A gas tax hike, he said, would put the department on a “path to greatness.” The increase, which would bring in an estimated $817 million over the next 10 years, would allow for completion of I-93, double state aid for municipal bridge and highway repairs and fully fund the state’s 10-year transportation plan.

“If we do not get a long-term, sustainable funding source in the next biennium, we are in really big trouble,” said Clement, speaking at a panel sponsored by the Business and Industry Association of New Hampshire.

Clement said the department has relied on a series of “one-time fixes” to plug a $124 million hole in the state’s highway fund, including issuing bonds to pay for operations, raising vehicle registration fees and selling a portion of I-95 in order to divert turnpike revenue to the highway fund.

The latter scheme brought in $120 million, which was supposed to be disbursed over 20 years. But four years later, Clement said, the money is just about gone. “We’re done – we have about $24 million left,” he said.

Meanwhile, state aid to municipalities for bridge repair and maintenance has not increased since 1994, he said. As a result, the state shut down 11 bridges last year, including two in Francestown on the same day. All told, nearly 500 state and municipal bridges have been red-listed, meaning they have structural deficiencies.

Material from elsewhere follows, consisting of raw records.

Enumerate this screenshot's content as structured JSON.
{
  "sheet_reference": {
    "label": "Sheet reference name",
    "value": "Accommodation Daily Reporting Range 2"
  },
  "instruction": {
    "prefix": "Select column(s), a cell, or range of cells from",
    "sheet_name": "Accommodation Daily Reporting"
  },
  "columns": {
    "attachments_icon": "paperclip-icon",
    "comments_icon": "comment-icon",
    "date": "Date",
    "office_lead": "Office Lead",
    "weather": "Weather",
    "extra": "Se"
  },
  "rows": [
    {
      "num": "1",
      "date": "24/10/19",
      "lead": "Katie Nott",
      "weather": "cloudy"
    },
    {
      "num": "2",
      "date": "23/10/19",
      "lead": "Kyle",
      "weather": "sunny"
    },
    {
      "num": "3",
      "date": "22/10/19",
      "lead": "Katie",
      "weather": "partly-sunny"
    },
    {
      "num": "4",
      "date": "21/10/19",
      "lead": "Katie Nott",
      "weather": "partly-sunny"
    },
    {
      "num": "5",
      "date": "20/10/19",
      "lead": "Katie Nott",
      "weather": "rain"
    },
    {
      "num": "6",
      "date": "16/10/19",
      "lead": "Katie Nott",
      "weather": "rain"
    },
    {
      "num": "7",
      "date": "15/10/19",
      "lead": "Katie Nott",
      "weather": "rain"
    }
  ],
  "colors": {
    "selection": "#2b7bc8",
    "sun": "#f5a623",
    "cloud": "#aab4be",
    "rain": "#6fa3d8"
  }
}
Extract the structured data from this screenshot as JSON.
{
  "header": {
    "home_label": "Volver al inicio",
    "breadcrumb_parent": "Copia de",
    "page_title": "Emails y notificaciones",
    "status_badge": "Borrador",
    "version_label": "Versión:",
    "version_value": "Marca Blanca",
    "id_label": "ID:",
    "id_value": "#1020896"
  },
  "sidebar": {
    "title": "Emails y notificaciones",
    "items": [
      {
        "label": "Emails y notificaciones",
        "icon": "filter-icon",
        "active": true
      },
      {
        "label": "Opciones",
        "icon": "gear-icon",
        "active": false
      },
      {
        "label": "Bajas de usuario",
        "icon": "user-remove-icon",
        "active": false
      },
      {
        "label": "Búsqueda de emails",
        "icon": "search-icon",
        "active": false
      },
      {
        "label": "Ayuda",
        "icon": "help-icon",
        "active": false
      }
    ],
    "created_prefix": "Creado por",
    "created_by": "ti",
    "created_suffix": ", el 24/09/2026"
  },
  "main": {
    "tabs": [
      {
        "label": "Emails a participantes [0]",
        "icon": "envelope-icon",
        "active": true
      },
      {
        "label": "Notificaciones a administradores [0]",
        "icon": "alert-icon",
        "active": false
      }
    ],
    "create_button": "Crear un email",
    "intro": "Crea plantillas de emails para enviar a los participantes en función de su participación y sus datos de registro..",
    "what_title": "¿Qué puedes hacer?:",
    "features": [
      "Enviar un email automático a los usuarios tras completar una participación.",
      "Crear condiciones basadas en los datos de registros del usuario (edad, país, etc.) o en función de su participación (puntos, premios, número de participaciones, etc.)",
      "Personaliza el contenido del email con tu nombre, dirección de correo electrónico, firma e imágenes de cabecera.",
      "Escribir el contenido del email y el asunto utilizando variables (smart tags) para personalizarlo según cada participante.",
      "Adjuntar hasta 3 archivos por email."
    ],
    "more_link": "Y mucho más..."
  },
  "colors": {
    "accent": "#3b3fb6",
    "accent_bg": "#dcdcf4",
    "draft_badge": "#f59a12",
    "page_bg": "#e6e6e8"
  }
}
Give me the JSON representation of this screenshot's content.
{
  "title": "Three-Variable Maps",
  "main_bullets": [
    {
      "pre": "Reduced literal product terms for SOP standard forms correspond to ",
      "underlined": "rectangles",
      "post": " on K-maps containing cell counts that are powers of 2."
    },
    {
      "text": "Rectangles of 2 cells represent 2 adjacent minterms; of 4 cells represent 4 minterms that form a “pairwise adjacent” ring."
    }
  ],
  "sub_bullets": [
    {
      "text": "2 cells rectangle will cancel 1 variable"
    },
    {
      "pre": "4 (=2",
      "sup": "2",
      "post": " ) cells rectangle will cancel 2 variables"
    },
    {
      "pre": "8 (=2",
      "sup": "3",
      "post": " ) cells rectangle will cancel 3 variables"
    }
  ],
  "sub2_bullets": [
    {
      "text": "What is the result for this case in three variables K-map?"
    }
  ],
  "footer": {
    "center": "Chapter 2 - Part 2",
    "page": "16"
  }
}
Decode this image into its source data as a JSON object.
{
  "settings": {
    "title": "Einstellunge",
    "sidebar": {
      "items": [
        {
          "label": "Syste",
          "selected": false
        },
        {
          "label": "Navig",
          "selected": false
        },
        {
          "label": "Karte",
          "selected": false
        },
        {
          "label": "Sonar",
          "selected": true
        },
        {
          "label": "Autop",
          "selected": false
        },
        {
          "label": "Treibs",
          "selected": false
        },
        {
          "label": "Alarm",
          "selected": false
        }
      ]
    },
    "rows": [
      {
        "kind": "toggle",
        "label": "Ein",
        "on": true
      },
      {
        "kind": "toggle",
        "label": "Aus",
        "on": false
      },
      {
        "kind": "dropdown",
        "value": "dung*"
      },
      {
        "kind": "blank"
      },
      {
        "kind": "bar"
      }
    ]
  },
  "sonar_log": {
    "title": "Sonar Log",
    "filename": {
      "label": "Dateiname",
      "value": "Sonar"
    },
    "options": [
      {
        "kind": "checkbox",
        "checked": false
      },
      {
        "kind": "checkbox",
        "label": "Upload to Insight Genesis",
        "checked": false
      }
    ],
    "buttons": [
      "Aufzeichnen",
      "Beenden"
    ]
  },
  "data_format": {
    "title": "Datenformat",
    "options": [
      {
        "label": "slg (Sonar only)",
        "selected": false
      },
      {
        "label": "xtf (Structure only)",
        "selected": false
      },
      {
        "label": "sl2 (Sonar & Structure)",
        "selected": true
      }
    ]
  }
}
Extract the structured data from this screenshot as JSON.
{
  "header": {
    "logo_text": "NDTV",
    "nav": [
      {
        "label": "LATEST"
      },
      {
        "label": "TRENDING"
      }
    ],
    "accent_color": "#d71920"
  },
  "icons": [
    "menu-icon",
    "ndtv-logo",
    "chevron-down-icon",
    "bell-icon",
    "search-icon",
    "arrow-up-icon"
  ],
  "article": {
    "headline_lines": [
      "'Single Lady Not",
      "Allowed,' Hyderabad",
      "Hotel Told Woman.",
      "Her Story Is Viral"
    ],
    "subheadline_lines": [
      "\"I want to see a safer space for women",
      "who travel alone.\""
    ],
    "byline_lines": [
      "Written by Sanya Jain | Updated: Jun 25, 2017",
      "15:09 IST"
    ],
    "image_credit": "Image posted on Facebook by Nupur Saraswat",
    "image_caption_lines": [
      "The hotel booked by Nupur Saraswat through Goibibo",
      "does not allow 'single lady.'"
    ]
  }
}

Some of those red-listed bridges, including Memorial Bridge in Portsmouth and the Sewalls Fall Road bridge over the Merrimack in Concord, now have to be replaced, at much greater cost.

“The Memorial Bridge was our number one red-listed bridge,” he said. “Less than 20 years ago, it was $20 million to do a complete rehab that would have given us a brand new bridge. We didn’t have the money. Now we’re spending $90 million to replace it because we didn’t maintain it.”

According to TRIP, a nonprofit transportation safety group, New Hampshire’s roads are in similarly dire condition. More than a third of state-maintained roads and highways — some 4,559 miles of pavement — are in need of repair, according to the group, while the state DOT has a current roads and bridge maintenance backlog of $1.3 billion.

Reversing the trend won’t be easy.

The Republican-led Senate rejected the House’s plan to raise the gas tax, which hasn’t been raised since 1991, one day after the Democratic-led House killed the Senate’s casino bill. Because it’s in the House’s version of the budget, the gas tax will likely be part of the negotiations by the bipartisan committee of conference when it begins to assemble the final budget later this month.

Whether it survives those negotiations is another matter.

Rep. Candace Bouchard, a Democrat from Concord who chairs the House Transportation Committee, told the BIA group that the Governor’s Advisory Commission on Intermodal Transportation, or GACIT, will begin public hearings on the 10-year transportation plan in July.

Bouchard said that if the commission doesn’t have more revenue to work with, New Hampshire’s cities and towns will have to continue deferring much-needed maintenance on their roads and bridges.

That would not only present a potential public-safety problem, but an economic one, as well.

“We’ve become a state that is not completing on an economic level with the surrounding New England states,” Bouchard said. “And if we’re going to go forward and to grow our economy, invest in jobs, we’re really going to have to look at the deficit we have in this plan.”